Core ML occupies the lowest layer of Apple's on-device machine learning stack. Higher-level frameworks such as Vision (computer vision), Natural Language (NLP), Sound Analysis, and Create ML build upon Core ML and expose task-specific APIs, while Core ML itself handles the underlying model execution and hardware routing.
Architecture
Hardware Acceleration
Core ML automatically selects the optimal compute unit for a given model and operation. On devices with an Apple Neural Engine — introduced with the A11 Bionic chip in 2017 and available in all subsequent Apple silicon — the ANE provides dedicated matrix multiplication throughput measured in trillions of operations per second (TOPS) with substantially lower power consumption than GPU execution. For operations not supported by the ANE, Core ML falls back to the GPU via Metal, and to the CPU for operations not supported by either accelerator.
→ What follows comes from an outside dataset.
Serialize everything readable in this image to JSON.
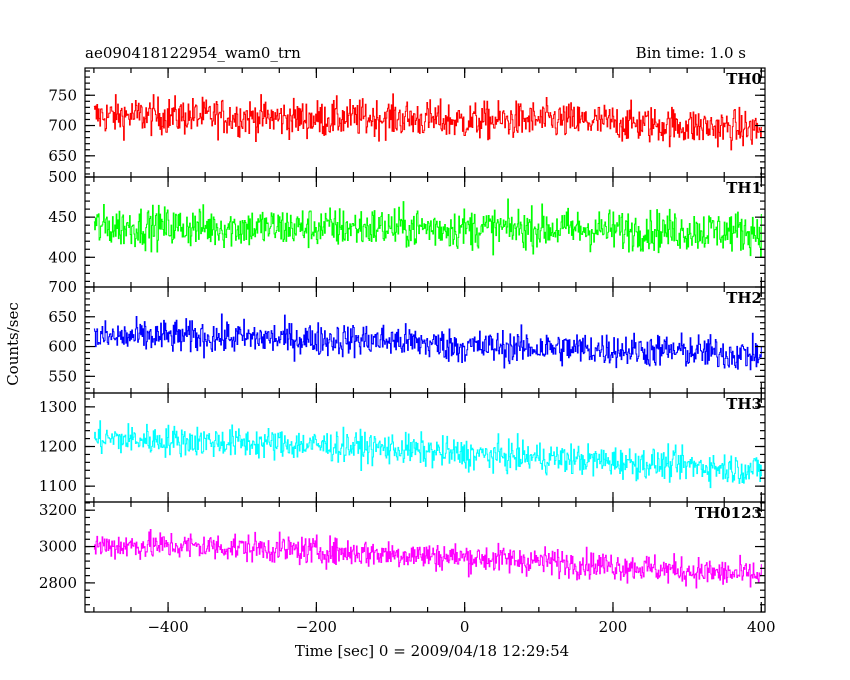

Apple's M-series chips used in Mac and iPad Pro extend ANE capabilities significantly. The M4 Neural Engine delivers up to 38 TOPS, enabling on-device inference for models that previously required cloud infrastructure.
Model Format
Core ML uses the .mlpackage and legacy .mlmodel file formats. A model package bundles the model weights, compute graph, metadata, and optional multi-function definitions into a single directory structure. The Core ML Tools Python library converts models from PyTorch, TensorFlow, Keras, scikit-learn, XGBoost, LibSVM, and ONNX into Core ML format, allowing practitioners to train in their preferred framework before packaging for deployment.
Multi-Function Models
From Core ML 7 onward, a single model package can expose multiple functions — enabling, for example, a single language model file to contain separate functions for prompt encoding, token generation, and decoding. This design reduces the overhead of managing multiple model files and allows efficient memory management during sequential inference steps, which is particularly relevant for on-device large language model deployments.
Supported Domains
Core ML supports a broad range of model types across several AI domains:
- Computer vision: Image classification, object detection, semantic segmentation, style transfer, depth estimation, action classification from video
- Natural language processing: Text classification, language identification, sentiment analysis, word embeddings, named entity recognition
- Sound analysis: Sound classification, speech recognition
- Tabular data: Regression, classification, and recommendation models from tree-based and linear methods
- Generative models: Diffusion models, language model decoding, image generation (available from Core ML 7 with optimised weight compression for LLMs)
Core ML Tools
The coremltools Python package is the primary interface for converting, optimising, and validating Core ML models. It supports:
- Conversion: from PyTorch (via TorchScript or ExportedProgram), TensorFlow, Keras, ONNX, and classical ML frameworks
- Compression: post-training weight compression including palettisation (weight clustering), linear quantisation to INT4/INT8, and pruning
- Validation: numerical comparison between the original framework output and Core ML output to verify conversion correctness
- Flexible shapes: configuring models to accept variable-length inputs, enabling a single model to handle different image resolutions or sequence lengths
Privacy Model
Core ML's on-device execution model means that sensitive inputs — photographs, voice recordings, health data, financial transactions — are never transmitted to a remote server for inference. This is a significant compliance and trust advantage in regulated industries. Apple enforces this architecture at the OS level: Core ML models cannot initiate network connections during inference, providing a technical guarantee rather than merely a policy commitment.
See Also
References
- Apple Inc. (2025). Core ML Documentation. Apple Developer Documentation. https://developer.apple.com/documentation/coreml
- Apple Inc. (2025). Core ML Tools Documentation. https://apple.github.io/coremltools/
- Apple Inc. (2024). Machine Learning Research at Apple. Apple Machine Learning Research. https://machinelearning.apple.com
- Howard, A. et al. (2019). Searching for MobileNetV3. ICCV 2019. (Reference model architecture commonly deployed via Core ML.)
- Ignatov, A. et al. (2021). AI Benchmark: Running Deep Neural Networks on Android Smartphones. ECCV Workshop.